3 Results and Discussion
Figure 3 presents the aggregate behaviour of the pilot in terms of total score over all three trials per condition, a fruit-by-fruit breakdown of total score, and a detailed presentation of time-series data from the second trial of the experiment. As a key finding, we observed that interaction with different copilots (Pav and Bandit) led to different foraging behaviours on the part of the pilot during day and night, especially as compared to the no copilot (NoCP) condition. Interactions with both the Pav and the Bandit copilot led to more foraging behaviour during night-time periods, as compared to the NoCP condition (Fig. 3c). Learning to interpret the communication from these copilots appeared to induce multiple foraging mistakes on the part of the pilot, especially during night-time phases (Fig. 3a,c) and less familiar fruit locations (Fig. 3b). Despite this, the total points collected in the absence of any mistakes (the score without any negative point value events, Fig. 3a+) suggest that collaboration with a policy-learning copilot could potentially lead to effective joint action once a good policy has been learned by both the pilot and the copilot. Teaching interactions (, Fig. 3c) also provided a useful window into pilot skill learning. Broadly, the behaviour patterns observed in this preliminary study suggest that gradual addition of cues from a copilot, as in the Bandit policy-learning condition, is likely more appropriate than a strictly Pavlovian control approach. These initial results also indicate that there is room for more complex copilot architectures that can capture the appropriate timing of cues with respect to pilot activity (e.g., a pilot harvesting wrong fruit, or hesitation as per Moon et al. (2013)), and motivate more detailed study into the impact that pilot head position, gaze direction, light level, and other relevant signals have on a copilot’s ability to generate good cues. Time delays and credit assignment matter in this joint-action setting and require further thought.

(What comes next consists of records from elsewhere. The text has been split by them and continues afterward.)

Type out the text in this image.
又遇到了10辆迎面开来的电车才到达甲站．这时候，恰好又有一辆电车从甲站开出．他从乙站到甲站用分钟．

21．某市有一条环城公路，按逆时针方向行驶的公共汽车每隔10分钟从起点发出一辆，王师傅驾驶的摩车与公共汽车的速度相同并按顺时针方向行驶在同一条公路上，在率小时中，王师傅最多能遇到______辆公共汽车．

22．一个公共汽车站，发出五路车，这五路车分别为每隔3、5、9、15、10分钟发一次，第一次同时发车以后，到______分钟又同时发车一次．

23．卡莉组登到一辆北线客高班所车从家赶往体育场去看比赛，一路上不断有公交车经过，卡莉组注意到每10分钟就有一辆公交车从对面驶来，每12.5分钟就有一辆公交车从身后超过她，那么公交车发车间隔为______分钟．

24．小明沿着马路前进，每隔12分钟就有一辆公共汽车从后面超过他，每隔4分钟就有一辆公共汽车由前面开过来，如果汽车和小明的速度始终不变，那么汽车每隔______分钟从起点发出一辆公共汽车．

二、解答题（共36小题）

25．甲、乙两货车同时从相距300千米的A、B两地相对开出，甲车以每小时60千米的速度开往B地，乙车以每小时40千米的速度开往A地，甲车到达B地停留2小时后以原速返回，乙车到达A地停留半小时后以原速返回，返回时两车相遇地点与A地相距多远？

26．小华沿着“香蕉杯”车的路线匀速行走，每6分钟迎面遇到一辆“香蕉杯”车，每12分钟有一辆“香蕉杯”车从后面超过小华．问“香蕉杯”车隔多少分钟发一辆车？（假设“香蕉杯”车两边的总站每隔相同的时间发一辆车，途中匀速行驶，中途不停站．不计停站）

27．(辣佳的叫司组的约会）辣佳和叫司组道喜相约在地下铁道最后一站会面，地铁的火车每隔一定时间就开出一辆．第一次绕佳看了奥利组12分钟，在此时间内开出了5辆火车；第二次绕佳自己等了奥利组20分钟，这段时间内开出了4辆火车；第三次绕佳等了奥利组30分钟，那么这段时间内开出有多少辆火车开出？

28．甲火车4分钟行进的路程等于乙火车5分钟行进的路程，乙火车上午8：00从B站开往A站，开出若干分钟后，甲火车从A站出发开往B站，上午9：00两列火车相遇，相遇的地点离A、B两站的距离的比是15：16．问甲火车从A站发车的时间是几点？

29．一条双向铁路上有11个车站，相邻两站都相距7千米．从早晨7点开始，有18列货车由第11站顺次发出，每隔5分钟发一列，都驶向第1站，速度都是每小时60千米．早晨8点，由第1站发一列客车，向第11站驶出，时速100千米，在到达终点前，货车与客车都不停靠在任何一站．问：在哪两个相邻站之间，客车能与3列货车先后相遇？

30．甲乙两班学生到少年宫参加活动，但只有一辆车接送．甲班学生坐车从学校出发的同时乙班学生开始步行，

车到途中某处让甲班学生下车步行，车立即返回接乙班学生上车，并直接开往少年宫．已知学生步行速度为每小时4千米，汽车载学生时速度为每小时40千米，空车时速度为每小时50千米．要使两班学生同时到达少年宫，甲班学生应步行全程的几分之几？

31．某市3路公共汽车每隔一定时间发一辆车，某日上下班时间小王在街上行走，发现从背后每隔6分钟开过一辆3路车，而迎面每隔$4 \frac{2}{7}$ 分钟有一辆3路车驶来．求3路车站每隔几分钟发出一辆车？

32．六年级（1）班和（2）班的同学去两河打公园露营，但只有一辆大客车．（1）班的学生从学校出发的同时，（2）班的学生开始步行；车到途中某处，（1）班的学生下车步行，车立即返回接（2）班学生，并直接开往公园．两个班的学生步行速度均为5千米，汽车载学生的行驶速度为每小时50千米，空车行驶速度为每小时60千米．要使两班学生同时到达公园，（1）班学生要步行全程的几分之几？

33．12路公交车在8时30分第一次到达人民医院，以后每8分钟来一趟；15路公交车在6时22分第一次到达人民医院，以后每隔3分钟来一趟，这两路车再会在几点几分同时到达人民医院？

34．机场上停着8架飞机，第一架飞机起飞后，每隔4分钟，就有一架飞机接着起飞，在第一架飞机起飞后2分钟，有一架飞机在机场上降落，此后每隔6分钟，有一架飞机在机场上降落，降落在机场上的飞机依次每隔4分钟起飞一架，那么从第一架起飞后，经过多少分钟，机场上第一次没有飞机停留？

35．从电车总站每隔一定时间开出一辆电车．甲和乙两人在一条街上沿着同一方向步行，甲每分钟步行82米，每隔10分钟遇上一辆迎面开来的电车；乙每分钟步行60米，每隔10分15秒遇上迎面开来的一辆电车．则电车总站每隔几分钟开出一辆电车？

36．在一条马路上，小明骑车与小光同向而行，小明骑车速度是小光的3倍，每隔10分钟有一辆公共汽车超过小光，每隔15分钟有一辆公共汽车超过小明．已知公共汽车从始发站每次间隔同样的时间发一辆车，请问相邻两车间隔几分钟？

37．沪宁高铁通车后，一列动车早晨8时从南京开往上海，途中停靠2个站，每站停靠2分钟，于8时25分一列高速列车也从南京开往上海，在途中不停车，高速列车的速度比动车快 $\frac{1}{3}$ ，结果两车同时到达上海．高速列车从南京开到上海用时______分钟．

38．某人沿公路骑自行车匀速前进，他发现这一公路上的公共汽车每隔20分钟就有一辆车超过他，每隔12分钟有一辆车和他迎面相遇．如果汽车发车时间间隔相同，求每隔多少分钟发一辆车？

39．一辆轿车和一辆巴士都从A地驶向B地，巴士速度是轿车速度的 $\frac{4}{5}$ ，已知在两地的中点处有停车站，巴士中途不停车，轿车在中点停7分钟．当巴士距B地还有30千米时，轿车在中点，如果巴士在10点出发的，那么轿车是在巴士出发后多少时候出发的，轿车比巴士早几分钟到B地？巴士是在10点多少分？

Conclusions: This work demonstrated a complete (though straightforward) cycle of human-agent co-training and learned communication in a VR environment, where closing the loop between human learning (human learns then trains an agent regarding patterns in the world) and agent learning (agent learns to make predictions and provide cues that must be learned by the pilot) appears possible to realize even during brief interactions. The VR fruit foraging protocol presented in this work proved to be an interesting environment to study pilot-copilot interactions in detail, and allowed us to probe the way human-agent behaviour changed as we introduced copilots with different algorithmic capabilities.